Les autres candidats du premier tour n’avaient pas pris position pour l’un ou l’autre finaliste, mais on leur prêtait plutôt une préférence pour Mme Rousseau. Au point que celle-ci, malgré ses positions très tranchées, et qui s’étendent à bien d’autres sujets que l’environnement, faisait figure de favorite – à la fois, bien sûr, de l’aile fondamentaliste du mouvement vert, mais aussi, de manière beaucoup plus discrète, voire secrète, de tous ceux qu’aurait réjouis la victoire à cette primaire d’une candidate plus facile à combattre, de par son extrémisme, qu’un Yannick Jadot incarnant au contraire l’aile réaliste d’Europe Ecologie-Les Verts (EELV), et largement préféré, lui, par les sympathisants modérés de la cause environnementale.
C’est donc finalement cette dernière fraction du parti qui l’emporte à travers lui, mais de justesse. Un élu des Verts ironisait même à la proclamation des résultats, sur la péniche qui leur sert de quartier général: „Miracle! Pour la première fois chez nous, c’est le favori qui gagne!“ La désignation de M. Jadot à la candidature présidentielle tranche en effet avec une tendance observée deux fois déjà auparavant chez les Verts: préférer à une personnalité populaire et médiatique, comme jadis Daniel Cohn-Bendit puis Nicolas Hulot, quelqu’un dont les positions radicales et la personnalité marginale excluaient tout succès.
Certes, la coalition de ceux que Yannick Jadot et son pragmatisme agacent n’a pas été loin de l’emporter; mais elle est tout de même battue, et sa candidate, Sandrine Rousseau, a très loyalement rallié le vainqueur de la primaire. Lequel, de son côté, s’est employé, dans ses remerciements, à durcir quelque peu son discours: lui qui naguère encore, faisait valoir avec réalisme que l’important pour les Verts n’était pas de faire la révolution, mais d’exercer une influence forte sur le prochain chef de l’Etat, n’a pas hésité à assurer, dans l’euphorie de la victoire, qu’il serait „le président du climat“, comme si son élection à l’Elysée n’était plus qu’une formalité …
Rêves législatifs … et allemands
En fait, ce que la victoire de Yannick Jadot peut changer pour les scrutins à venir est double.

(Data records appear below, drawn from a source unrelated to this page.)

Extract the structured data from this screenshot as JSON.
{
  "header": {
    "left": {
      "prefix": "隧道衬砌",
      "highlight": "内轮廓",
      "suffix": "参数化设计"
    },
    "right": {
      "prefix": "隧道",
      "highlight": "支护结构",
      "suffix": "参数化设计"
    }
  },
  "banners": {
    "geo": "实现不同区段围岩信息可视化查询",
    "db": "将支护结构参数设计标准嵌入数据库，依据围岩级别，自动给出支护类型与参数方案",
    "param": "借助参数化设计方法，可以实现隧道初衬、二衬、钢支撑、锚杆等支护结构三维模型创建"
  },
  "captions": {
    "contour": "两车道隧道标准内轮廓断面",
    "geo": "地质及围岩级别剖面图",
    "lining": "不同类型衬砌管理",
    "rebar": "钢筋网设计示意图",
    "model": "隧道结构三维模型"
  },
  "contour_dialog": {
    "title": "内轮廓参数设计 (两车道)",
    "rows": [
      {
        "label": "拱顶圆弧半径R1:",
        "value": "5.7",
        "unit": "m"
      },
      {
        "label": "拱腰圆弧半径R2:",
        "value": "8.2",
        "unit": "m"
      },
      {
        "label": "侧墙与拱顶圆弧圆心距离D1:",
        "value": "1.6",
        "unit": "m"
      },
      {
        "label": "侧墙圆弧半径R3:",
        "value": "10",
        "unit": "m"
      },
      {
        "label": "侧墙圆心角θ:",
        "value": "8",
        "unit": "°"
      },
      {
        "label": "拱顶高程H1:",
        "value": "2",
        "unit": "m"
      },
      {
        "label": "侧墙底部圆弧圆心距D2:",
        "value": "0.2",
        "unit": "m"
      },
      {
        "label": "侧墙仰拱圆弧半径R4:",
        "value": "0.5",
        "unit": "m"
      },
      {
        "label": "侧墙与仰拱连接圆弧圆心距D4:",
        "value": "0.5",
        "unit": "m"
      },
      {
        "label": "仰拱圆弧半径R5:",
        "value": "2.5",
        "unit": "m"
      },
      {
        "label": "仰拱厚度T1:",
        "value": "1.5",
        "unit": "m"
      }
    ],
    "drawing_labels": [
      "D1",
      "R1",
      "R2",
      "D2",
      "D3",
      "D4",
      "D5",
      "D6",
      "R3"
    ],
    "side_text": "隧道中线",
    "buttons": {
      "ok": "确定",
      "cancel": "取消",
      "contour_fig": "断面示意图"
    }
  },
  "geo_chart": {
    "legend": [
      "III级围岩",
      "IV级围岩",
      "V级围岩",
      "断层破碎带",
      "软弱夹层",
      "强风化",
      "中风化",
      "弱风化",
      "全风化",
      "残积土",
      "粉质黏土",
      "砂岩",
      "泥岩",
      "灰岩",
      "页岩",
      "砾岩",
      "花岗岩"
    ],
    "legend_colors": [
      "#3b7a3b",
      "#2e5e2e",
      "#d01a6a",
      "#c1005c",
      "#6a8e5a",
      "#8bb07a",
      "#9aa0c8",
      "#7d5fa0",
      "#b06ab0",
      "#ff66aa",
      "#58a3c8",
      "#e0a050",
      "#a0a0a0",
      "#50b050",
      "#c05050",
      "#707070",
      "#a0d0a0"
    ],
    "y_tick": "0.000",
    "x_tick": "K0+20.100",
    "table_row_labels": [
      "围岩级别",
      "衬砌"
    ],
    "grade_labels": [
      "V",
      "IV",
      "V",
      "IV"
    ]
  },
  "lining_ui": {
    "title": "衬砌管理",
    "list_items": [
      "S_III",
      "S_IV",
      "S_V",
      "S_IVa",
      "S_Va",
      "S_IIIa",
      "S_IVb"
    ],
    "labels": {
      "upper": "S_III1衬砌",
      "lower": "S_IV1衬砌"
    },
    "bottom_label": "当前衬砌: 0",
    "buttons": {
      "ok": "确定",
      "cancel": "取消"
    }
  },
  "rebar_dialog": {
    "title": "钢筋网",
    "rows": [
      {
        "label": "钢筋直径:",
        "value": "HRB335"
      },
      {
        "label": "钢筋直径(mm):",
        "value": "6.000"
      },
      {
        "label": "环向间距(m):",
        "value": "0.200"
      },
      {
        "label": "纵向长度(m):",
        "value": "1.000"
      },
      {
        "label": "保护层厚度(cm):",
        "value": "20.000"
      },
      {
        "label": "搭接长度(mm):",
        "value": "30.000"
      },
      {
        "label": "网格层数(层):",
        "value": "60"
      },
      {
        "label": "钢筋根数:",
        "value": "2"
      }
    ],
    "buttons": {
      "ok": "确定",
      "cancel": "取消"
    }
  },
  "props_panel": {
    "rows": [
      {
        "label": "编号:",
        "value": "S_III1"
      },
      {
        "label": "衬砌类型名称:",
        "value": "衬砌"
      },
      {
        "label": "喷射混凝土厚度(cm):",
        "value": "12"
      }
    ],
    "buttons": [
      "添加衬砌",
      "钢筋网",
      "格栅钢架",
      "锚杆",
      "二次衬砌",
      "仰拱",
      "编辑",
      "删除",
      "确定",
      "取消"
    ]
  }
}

Il y a, d’abord, le rapport de forces interne à la gauche, toujours aussi émiettée face à Emmanuel Macron – d’autant plus, même, que Ségolène Royal, très sévèrement battue à une récente élection sénatoriale faute d’appui du PS, assure désormais qu’elle „n’exclut rien“ pour 2022. Pour Anne Hidalgo par exemple, candidate socialiste à la présidentielle, le succès de Jadot n’est pas une bonne nouvelle, car la modération de ce dernier peut lui permettre de gagner des voix sur l’électorat de la maire de Paris.
En second lieu, le désormais candidat vert à l’Elysée, surtout s’il s’impose ensuite comme le meilleur (ou le moins mauvais) des candidats de gauche en termes de résultats, sera en relativement bonne posture pour négocier des accords en vue des élections législatives qui suivront immédiatement la présidentielle. Le scrutin parlementaire de dimanche dernier en République fédérale est venu rappeler cruellement aux Verts français ce que peuvent obtenir leurs homologues allemands en nombre de sièges au Bundestag, après avoir pu espérer, même, voici quelques mois, devenir le pilier central de la future coalition …
Certes, le système électoral français est bien différent, et le paysage politique aussi. Mais l’exemple d’outre-Rhin reste, pour beaucoup d’écologistes de l’Hexagone, même tous n’osent pas encore l’avouer, l’illustration tentatrice de ce que pourrait peut-être un jour donner, face aux „Fundis“ à la française, la confirmation du triomphe des „Realos“.